The freeRASP provides a simple public interface that notifies the developers about detected threats without any need to be dependent on 3rd party services, and as you've highlighted above, there are some limitations to this approach. In general, hardcoded security measures (like in whatever RASP) can always be disabled or bypassed if the reverse engineer has enough time to understand the code. We are aware of this intrinsic limitation. Nevertheless, we partially mitigate it by forcing obfuscation techniques on our clients that prevent the usage of automated scripts.

In the context of RASP, for security measures to be truly effective, they need to be integrated tightly into the application's architecture. It's best practice to move the security evaluation to the server side (attestation). But this approach comes with a far more complicated integration process that can also differ for various technology stacks and platforms. If you are interested in this more secure approach, please contact us with a Demo or meeting request, and we can further elaborate on your case.
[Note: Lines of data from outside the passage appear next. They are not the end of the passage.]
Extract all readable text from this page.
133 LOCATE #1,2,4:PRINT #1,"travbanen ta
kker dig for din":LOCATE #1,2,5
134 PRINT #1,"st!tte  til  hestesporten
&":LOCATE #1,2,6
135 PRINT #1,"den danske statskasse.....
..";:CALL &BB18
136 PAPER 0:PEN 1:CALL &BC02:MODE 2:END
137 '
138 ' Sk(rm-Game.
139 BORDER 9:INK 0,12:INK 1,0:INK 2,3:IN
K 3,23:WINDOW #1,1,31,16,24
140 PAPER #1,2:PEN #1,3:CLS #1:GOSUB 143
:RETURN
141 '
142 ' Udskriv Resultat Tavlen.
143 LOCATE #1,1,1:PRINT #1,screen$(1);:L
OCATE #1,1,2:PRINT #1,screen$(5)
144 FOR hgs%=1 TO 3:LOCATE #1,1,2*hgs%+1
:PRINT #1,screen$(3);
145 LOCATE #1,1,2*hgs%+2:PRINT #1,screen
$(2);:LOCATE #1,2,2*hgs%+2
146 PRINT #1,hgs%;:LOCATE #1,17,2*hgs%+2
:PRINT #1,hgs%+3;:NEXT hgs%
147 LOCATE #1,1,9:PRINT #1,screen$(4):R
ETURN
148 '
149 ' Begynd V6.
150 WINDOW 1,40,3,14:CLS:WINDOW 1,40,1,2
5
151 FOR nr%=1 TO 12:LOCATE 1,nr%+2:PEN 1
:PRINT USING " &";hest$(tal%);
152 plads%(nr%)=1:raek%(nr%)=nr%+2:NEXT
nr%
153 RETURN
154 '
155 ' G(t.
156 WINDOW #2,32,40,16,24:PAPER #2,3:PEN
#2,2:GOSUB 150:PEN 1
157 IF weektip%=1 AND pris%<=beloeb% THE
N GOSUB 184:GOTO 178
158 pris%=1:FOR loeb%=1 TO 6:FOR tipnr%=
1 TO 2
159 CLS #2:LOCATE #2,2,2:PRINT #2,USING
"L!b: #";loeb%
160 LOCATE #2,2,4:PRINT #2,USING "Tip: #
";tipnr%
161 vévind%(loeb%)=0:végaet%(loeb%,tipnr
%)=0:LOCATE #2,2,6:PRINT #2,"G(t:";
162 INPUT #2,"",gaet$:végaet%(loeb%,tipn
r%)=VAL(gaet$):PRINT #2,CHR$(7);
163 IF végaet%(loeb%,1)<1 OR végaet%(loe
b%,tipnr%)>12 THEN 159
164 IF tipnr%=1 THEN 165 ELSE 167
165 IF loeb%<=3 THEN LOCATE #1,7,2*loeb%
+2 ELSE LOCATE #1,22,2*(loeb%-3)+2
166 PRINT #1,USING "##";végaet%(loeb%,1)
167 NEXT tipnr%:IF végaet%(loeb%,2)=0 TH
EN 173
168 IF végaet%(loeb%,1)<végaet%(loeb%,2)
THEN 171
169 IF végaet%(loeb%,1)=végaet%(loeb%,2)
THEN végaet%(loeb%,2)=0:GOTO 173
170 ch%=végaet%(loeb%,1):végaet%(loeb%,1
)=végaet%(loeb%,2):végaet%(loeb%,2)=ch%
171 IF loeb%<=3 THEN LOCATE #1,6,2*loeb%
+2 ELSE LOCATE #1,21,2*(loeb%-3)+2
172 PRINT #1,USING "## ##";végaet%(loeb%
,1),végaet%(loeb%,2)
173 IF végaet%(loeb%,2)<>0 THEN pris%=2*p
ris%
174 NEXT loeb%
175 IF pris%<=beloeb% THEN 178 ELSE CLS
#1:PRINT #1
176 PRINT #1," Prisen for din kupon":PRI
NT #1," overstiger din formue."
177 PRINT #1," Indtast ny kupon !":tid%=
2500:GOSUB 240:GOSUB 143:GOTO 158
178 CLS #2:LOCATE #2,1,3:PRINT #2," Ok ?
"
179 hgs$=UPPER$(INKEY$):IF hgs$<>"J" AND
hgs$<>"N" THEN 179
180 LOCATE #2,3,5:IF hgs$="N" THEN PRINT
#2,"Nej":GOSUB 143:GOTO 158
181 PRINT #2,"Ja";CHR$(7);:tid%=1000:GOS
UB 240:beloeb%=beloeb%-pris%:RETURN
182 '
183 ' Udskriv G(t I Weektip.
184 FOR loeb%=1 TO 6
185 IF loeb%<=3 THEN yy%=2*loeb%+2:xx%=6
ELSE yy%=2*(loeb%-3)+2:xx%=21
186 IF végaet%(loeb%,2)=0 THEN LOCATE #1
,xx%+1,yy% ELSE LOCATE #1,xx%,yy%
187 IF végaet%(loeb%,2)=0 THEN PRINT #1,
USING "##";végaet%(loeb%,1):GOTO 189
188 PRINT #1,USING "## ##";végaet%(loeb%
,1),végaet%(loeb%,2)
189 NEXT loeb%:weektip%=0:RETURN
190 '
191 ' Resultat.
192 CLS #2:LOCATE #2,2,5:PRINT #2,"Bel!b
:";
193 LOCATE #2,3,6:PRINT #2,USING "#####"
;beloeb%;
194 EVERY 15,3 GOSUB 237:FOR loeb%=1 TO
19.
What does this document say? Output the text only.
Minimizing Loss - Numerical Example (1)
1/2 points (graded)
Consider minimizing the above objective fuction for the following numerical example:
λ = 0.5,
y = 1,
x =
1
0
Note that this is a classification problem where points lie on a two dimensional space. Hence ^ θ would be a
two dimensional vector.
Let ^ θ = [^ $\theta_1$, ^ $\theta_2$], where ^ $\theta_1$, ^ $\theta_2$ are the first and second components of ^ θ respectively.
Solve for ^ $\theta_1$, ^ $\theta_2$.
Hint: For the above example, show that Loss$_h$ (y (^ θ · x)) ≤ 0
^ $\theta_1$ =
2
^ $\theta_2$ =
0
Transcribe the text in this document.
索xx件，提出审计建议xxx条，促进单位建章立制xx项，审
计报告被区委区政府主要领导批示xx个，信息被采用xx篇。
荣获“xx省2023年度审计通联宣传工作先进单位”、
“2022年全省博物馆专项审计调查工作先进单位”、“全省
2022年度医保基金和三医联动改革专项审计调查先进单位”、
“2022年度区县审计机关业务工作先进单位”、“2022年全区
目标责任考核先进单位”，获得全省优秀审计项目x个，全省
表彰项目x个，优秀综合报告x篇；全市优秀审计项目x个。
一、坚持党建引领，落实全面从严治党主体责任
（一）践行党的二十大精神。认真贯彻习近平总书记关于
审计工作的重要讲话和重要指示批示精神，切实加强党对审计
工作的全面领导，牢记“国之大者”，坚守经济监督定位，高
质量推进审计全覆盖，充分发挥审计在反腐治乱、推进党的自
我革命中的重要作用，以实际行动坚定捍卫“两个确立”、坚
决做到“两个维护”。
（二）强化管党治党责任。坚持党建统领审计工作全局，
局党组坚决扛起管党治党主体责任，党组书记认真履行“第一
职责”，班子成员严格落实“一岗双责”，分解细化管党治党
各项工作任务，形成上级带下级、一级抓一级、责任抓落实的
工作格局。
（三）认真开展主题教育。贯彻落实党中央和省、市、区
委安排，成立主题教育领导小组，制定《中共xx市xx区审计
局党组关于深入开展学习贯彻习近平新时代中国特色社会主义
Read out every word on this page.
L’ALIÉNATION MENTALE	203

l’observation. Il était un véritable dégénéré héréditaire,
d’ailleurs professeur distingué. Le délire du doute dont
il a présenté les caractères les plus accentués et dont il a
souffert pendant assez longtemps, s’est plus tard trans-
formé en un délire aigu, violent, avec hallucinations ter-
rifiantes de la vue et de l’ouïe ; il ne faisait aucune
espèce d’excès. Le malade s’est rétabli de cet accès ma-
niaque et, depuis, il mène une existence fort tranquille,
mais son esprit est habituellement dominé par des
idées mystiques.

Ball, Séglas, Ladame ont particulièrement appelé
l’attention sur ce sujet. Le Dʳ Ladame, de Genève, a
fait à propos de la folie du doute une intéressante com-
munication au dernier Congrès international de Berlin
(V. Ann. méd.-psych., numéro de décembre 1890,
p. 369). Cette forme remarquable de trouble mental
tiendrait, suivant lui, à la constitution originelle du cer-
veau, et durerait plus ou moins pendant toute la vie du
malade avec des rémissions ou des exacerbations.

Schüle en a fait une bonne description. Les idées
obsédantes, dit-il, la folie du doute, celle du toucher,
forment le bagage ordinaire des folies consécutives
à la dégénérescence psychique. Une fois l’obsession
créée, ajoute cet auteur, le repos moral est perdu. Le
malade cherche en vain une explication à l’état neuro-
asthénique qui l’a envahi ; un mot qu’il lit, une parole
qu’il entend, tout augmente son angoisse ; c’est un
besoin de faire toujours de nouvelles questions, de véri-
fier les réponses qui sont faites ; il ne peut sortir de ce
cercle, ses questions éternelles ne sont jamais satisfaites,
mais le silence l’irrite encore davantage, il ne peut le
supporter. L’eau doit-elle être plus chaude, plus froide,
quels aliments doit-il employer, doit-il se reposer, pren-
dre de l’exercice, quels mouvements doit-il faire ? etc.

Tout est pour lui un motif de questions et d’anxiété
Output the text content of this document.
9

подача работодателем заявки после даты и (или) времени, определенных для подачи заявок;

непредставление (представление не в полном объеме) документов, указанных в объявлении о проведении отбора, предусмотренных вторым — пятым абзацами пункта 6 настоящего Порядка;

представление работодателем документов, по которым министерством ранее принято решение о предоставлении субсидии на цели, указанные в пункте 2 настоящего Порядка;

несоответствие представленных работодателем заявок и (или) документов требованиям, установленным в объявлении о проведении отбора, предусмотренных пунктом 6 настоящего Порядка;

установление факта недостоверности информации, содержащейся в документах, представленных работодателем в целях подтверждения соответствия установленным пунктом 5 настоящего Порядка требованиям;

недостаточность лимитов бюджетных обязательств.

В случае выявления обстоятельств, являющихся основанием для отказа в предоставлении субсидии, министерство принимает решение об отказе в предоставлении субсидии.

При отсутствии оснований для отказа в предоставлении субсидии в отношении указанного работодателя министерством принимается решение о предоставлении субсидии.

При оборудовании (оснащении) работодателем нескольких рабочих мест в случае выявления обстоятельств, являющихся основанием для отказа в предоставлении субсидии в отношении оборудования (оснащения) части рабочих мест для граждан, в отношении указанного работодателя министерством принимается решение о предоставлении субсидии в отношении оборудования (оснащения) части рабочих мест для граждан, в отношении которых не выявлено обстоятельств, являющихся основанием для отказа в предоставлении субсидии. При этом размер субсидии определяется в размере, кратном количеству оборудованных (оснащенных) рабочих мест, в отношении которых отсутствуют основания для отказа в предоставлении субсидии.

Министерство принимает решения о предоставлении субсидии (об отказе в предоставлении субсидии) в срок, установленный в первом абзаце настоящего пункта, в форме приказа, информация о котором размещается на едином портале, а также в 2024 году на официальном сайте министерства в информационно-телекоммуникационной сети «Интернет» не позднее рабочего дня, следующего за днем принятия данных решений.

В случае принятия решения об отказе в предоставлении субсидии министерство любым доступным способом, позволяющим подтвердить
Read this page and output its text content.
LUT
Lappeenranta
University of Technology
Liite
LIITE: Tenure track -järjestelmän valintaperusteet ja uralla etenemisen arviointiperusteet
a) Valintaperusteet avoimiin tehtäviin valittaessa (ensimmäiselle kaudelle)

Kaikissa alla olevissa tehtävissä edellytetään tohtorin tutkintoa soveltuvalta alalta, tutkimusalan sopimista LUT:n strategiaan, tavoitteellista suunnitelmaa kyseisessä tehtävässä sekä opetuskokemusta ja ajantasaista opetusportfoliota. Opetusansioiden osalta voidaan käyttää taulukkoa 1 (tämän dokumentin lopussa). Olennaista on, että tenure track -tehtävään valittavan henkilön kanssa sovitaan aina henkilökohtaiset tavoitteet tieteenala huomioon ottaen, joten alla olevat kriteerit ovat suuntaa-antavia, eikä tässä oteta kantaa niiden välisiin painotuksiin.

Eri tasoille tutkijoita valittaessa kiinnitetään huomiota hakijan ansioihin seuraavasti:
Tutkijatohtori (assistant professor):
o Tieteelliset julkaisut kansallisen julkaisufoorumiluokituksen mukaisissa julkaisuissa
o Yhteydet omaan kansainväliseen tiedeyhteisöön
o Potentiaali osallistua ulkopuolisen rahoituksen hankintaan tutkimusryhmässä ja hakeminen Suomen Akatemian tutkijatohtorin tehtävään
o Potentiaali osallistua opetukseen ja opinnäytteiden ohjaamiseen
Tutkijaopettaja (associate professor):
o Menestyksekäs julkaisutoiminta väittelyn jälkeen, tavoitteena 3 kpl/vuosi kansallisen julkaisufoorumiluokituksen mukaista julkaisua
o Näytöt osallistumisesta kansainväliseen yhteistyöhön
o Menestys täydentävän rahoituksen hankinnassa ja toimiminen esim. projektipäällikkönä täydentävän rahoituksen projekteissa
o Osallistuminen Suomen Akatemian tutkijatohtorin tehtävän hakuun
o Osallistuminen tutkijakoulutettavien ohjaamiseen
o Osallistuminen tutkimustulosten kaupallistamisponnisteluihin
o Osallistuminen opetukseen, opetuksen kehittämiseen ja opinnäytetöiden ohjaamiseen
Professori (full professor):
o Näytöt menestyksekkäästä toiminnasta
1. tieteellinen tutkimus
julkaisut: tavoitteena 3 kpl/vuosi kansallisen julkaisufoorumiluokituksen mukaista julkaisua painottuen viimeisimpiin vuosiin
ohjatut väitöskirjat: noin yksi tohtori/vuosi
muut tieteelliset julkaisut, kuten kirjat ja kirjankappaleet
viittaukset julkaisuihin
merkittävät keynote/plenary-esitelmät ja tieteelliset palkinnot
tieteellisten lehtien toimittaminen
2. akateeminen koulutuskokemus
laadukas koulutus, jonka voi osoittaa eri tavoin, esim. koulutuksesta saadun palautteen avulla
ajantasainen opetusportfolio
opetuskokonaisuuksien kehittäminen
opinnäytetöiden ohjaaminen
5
Security is an ongoing process, and we are committed to improving our product's security features. We appreciate your input and encourage further discussion on these topics. Please feel free to share any additional insights, suggestions, or concerns.

Best regards, Talsec Team

Can you provide an APK using your commercial version to prove your claims? Every security issue that has been reported so far has been responded back that the commercial version is not affected by it.

[talsec-app]

Hello @JoshiJoshiJoshi,

We acknowledge @reyesmfabian 's work and others who have conducted their own investigations into the internals, and we are actively researching ways to improve in this area as well. Uploading the commercial APK here is not our preferred option. As mentioned in the previous response, we can schedule a session to showcase our commercial solutions. Please book a time slot on the calendar.

Kind regards, Talsec Team

[syakymchuk]

Can you provide an APK using your commercial version to prove your claims? Every security issue that has been reported so far has been responded back that the commercial version is not affected by it.

Hi @JoshiJoshiJoshi, would you mind contacting me directly we will give you the APK. But I want to contact you to explain how we protect the Mobile Solution with the help of AppiCrypt and other features that rely partially on the backend part to link the App logic and integrity with backend-based features.

Link for contact here or on the https://talsec.app

[SirionRazzer]

freeRASP v6.4.0 improves reaction obfuscation making the life of an attacker harder. New reaction obfuscation should address the described type of attacks adequately.